On monoidal autoequivalences of the category of Yetter-Drinfeld modules over a group: The lazy case

TL;DR

This paper investigates the structure of monoidal autoequivalences of Yetter-Drinfeld modules over finite groups, providing a decomposition of automorphism groups and a Kuenneth-like formula for lazy cohomology, advancing understanding of their algebraic symmetries.

Contribution

It offers a decomposition of the Hopf algebra automorphism group of the Drinfeld double and proposes a Kuenneth-like formula for lazy cohomology, with partial proofs.

Findings

Decomposition of Hopf automorphism groups into three subgroups.

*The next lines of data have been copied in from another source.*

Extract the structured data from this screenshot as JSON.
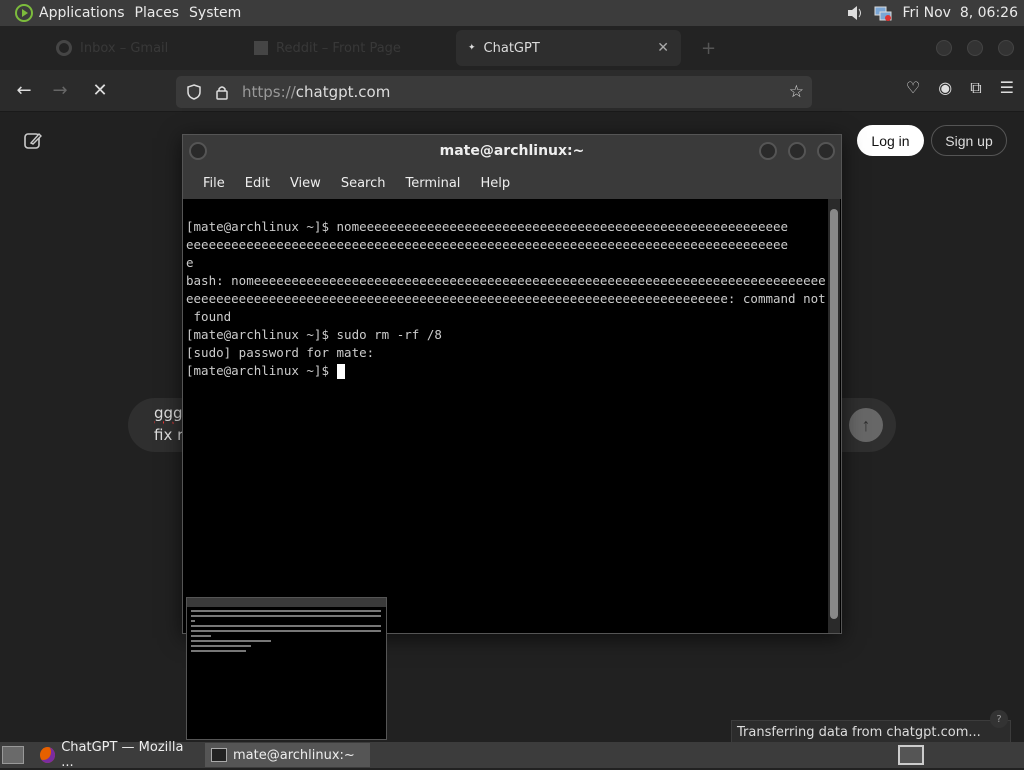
{
  "top_panel": {
    "menus": [
      "Applications",
      "Places",
      "System"
    ],
    "clock": "Fri Nov  8, 06:26"
  },
  "browser": {
    "tabs": [
      {
        "label": "Inbox – Gmail",
        "faded": true
      },
      {
        "label": "Reddit – Front Page",
        "faded": true
      },
      {
        "label": "ChatGPT",
        "active": true
      }
    ],
    "url_protocol": "https://",
    "url_host": "chatgpt.com"
  },
  "page": {
    "login_label": "Log in",
    "signup_label": "Sign up",
    "composer_line1": "ggg",
    "composer_line2": "fix r",
    "status_text": "Transferring data from chatgpt.com...",
    "help_mini": "?"
  },
  "terminal": {
    "title": "mate@archlinux:~",
    "menu": [
      "File",
      "Edit",
      "View",
      "Search",
      "Terminal",
      "Help"
    ],
    "lines": [
      "[mate@archlinux ~]$ nomeeeeeeeeeeeeeeeeeeeeeeeeeeeeeeeeeeeeeeeeeeeeeeeeeeeeeeeee",
      "eeeeeeeeeeeeeeeeeeeeeeeeeeeeeeeeeeeeeeeeeeeeeeeeeeeeeeeeeeeeeeeeeeeeeeeeeeeeeeee",
      "e",
      "bash: nomeeeeeeeeeeeeeeeeeeeeeeeeeeeeeeeeeeeeeeeeeeeeeeeeeeeeeeeeeeeeeeeeeeeeeeeeeeee",
      "eeeeeeeeeeeeeeeeeeeeeeeeeeeeeeeeeeeeeeeeeeeeeeeeeeeeeeeeeeeeeeeeeeeeeeee: command not",
      " found",
      "[mate@archlinux ~]$ sudo rm -rf /8",
      "[sudo] password for mate:",
      "[mate@archlinux ~]$ "
    ]
  },
  "bottom_panel": {
    "tasks": [
      {
        "label": "ChatGPT — Mozilla ...",
        "icon": "firefox-icon"
      },
      {
        "label": "mate@archlinux:~",
        "icon": "terminal-icon",
        "active": true
      }
    ]
  }
}
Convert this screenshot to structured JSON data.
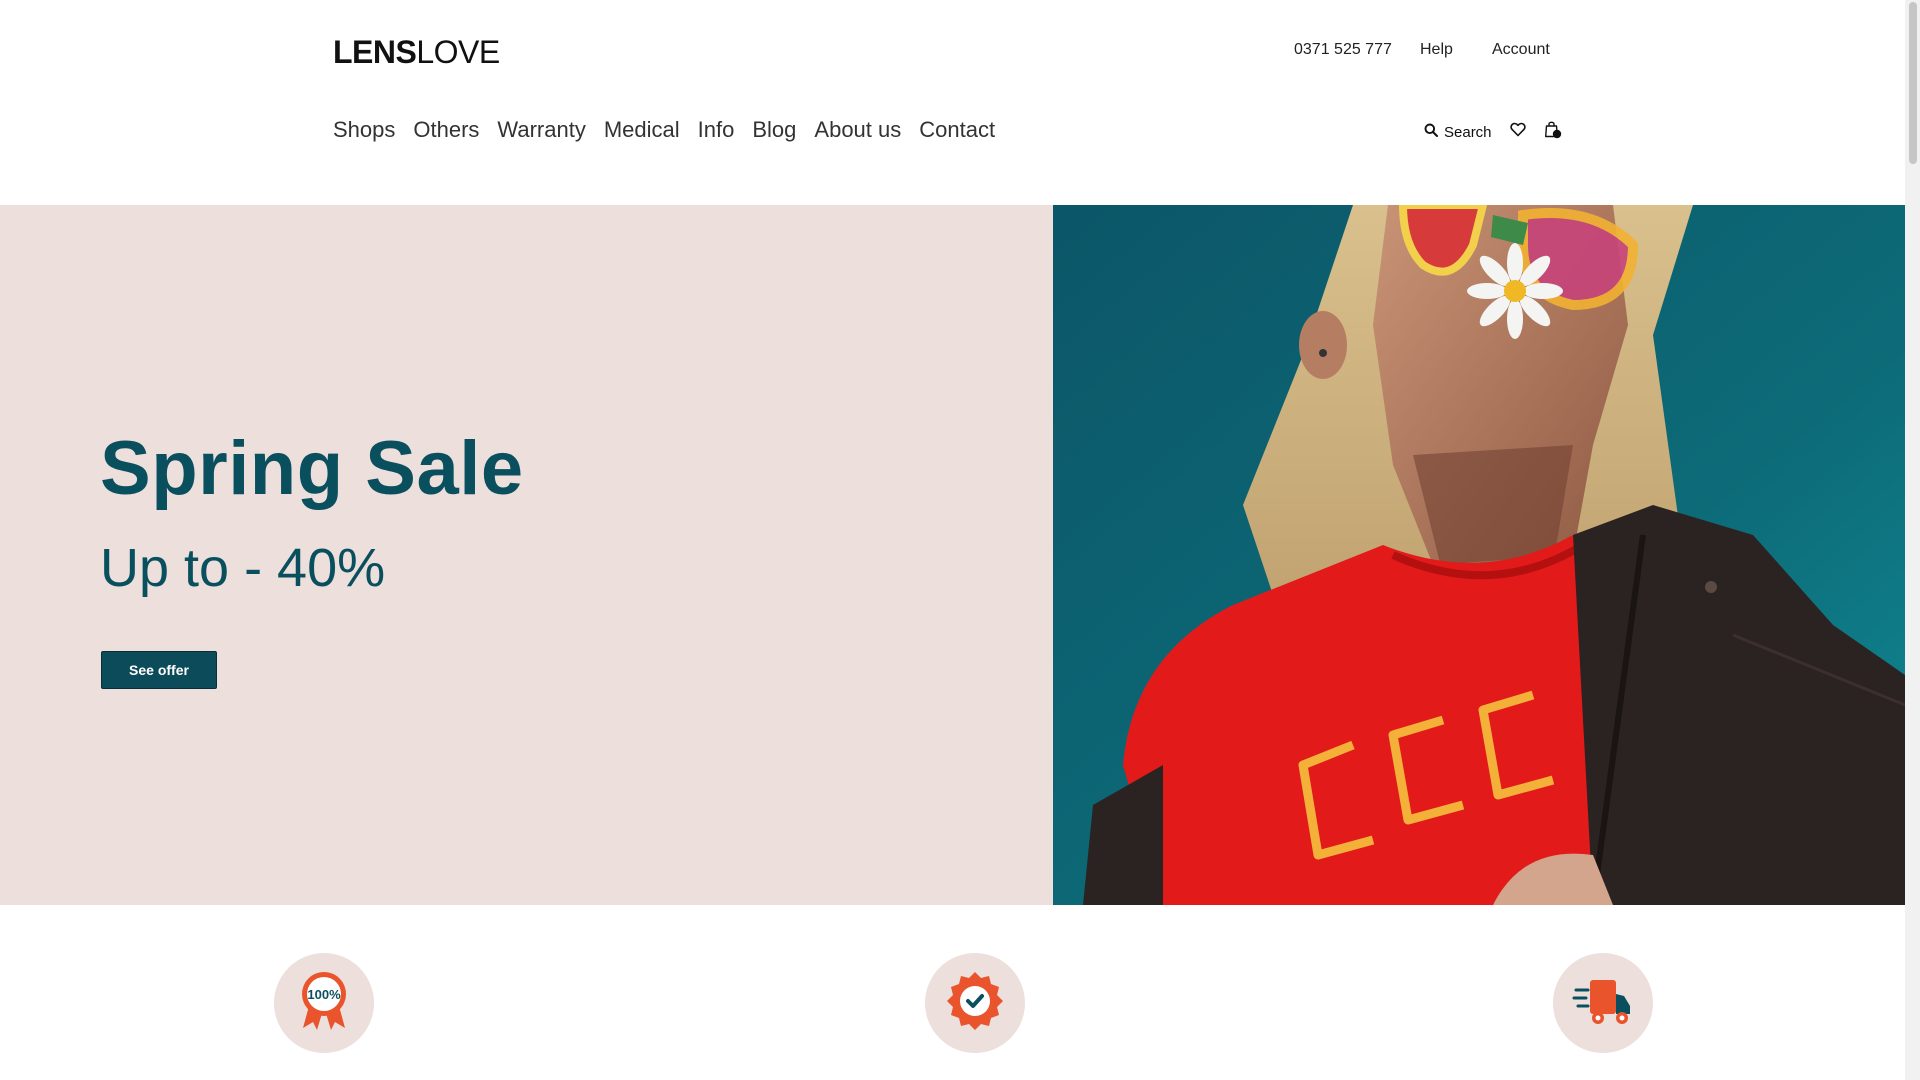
{
  "header": {
    "logo": {
      "bold": "LENS",
      "light": "LOVE"
    },
    "phone": "0371 525 777",
    "help": "Help",
    "account": "Account"
  },
  "nav": {
    "items": [
      "Shops",
      "Others",
      "Warranty",
      "Medical",
      "Info",
      "Blog",
      "About us",
      "Contact"
    ]
  },
  "tools": {
    "search_label": "Search",
    "search_icon": "search-icon",
    "wishlist_icon": "heart-icon",
    "cart_icon": "shopping-bag-icon",
    "cart_count": "0"
  },
  "hero": {
    "title": "Spring Sale",
    "subtitle": "Up to - 40%",
    "button_label": "See offer",
    "image_alt": "woman-with-colorful-sunglasses-and-daisy",
    "colors": {
      "panel_bg": "#ecdfdc",
      "text": "#0a4f5e",
      "button_bg": "#0b4b5a",
      "image_bg": "#0d6776"
    }
  },
  "features": {
    "items": [
      {
        "icon": "guarantee-badge-icon",
        "badge_text": "100%"
      },
      {
        "icon": "verified-seal-icon"
      },
      {
        "icon": "delivery-truck-icon"
      }
    ],
    "colors": {
      "circle_bg": "#ecdfdc",
      "accent": "#e9542c",
      "dark": "#0a4f5e"
    }
  }
}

Bruhat decomposition for G=Z_p^n case.

Partial results on lazy cohomology and Brauer-Picard group calculation.

Abstract

An interesting open question is to determine the group of monoidal autoequivalences of the category of Yetter-Drinfeld modules over a finite group $G$, or equivalently the group of Bigalois objects over the dual of the Drinfeld double $DG$. In particular one would hope to decompose this group into terms related to monoidal autoequivalences for the group algebra, the dual group algebra and interaction terms. We report on our progress in this question: We first prove a decomposition of the group of Hopf algebra automorphisms of the Drinfeld double into three subgroups, which reduces in the case $G=\mathbb{Z}_p^n$ to a Bruhat decomposition of $\mathrm{GL}_{2n}(\mathbb{Z}_p)$. Secondly, we propose a Kuenneth-like formula for the Hopf algebra cohomology of $DG^*$ into three terms and prove partial results in the case of lazy cohomology. We use these results for the calculation of the Brauer-Picard group in the lazy case in [LP15].